Pitié pour les salauds!, divisé en deux parties, comprend 34 chapitres avec titres (« Cet hiver où Jules n’a pas de bottes »), précédé d’une introduction et même d’un avant-propos! L’histoire s’articule autour de la narratrice, l’écrivaine Georgia, en pleine élaboration d’un roman. Son inspiration lui vient d’un rêve où son frère, également auteur, lui a raconté avoir écrit un bouquin avec le titre Pitié pour les salauds!. Parfois déconcertante, la prose d’Harvey distille une folie exubérante empreinte d’humour et de philosophie, portée par des individus aussi imprévisibles qu’attachants.

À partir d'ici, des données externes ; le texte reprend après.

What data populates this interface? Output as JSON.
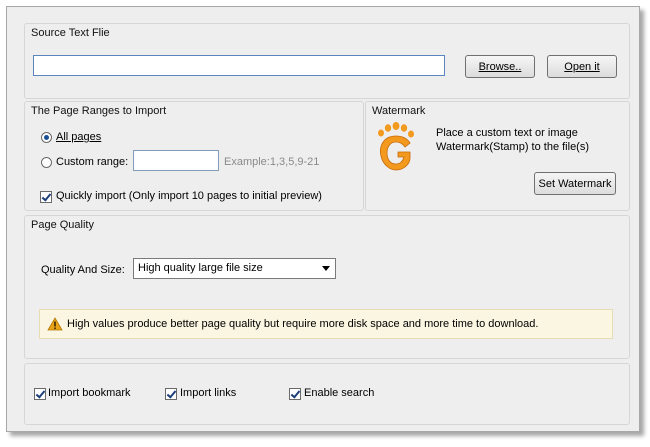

Juste avant la composition qui a duré deux ans, Pauline Harvey avait « expérimenté » le sujet dans un article paru dans l’éphémère périodique des années 1980 Le Matin. Le texte est reproduit dans le bouquin. « Le thème était Que sont devenus le ciel et l’enfer?, explique la créatrice. Je suis partie en écrivant que nous sommes tous terriblement menacés par l’alcool, que nous avons peur du tabac comme du diable, que l’enfer, c’est le sucré. Plus tard, les phrases venaient tout d’un coup, les personnages apparaissaient. »

Or, bien que l’univers de Pitié s’imprègne de songes et méditations de la principale intéressée, celui-ci ne s’inscrit aucunement dans le courant littéraire de l’autofiction. Ironiquement, l’écrivaine a un frère (François Harvey, « un anarchiste ») qui a publié des ouvrages (Zéro-Zéro, Triptyque, 1999), mais dont la personnalité ne ressemble en rien à celle du frangin de son héroïne. Son personnage le plus saisissant demeure Jules, une jeune femme qui n’a pas froid aux yeux. « Elle ira même masturber un cougar au zoo du Parc Lafontaine. Le lion me paraissait trop dangereux comme animal. Je préférais le cougar. Jules sait où elle s’en va, en pleine quête d’elle-même », souligne Harvey.

 « Ce serait un roman détestable. Et qui me sauverait », sous-entend la narratrice. Mais après autant de réécritures, est-possible d’éprouver une réelle pitié pour un « salaud » ? Plutôt sympathiques, les protagonistes « sont salauds dans leurs folies », parfois menteurs, mais pas véritablement méchants. Pour le monde réel, le verdict ne laisse aucune ambiguïté. « Je n’éprouve aucune sympathie pour les véritables salauds, les prédateurs sexuels à la Harvey Weinstein ». Par ailleurs, des allusions à des plumes inspirantes surgissent au fil de la lecture : Dostoïevski (« L’Idiot, le plus génial des romans »), Nabokov, Paul Villeneuve (« une œuvre à découvrir ») Juan Garcia, Louis Geoffroy, ou encore Yolande Villemaire dont La Rose des temps (Druide, 2017) constitue pour Pauline Harvey, « avec ses fractales narratives, rien de moins qu’un chef d’œuvre ». 

En replongeant dans « la structure éclatée » de Pitié pour les salauds!, Pauline Harvey considère que le roman n’a pas « vieilli. C’est mon plus risqué. Le plus cru est son successeur, Un homme est une valse. »  Pitié se conclut par : « la prochaine fois, j’écrirai une histoire d’amour ». Et l’histoire d’amour, « ce fut Un homme », confie-t-elle.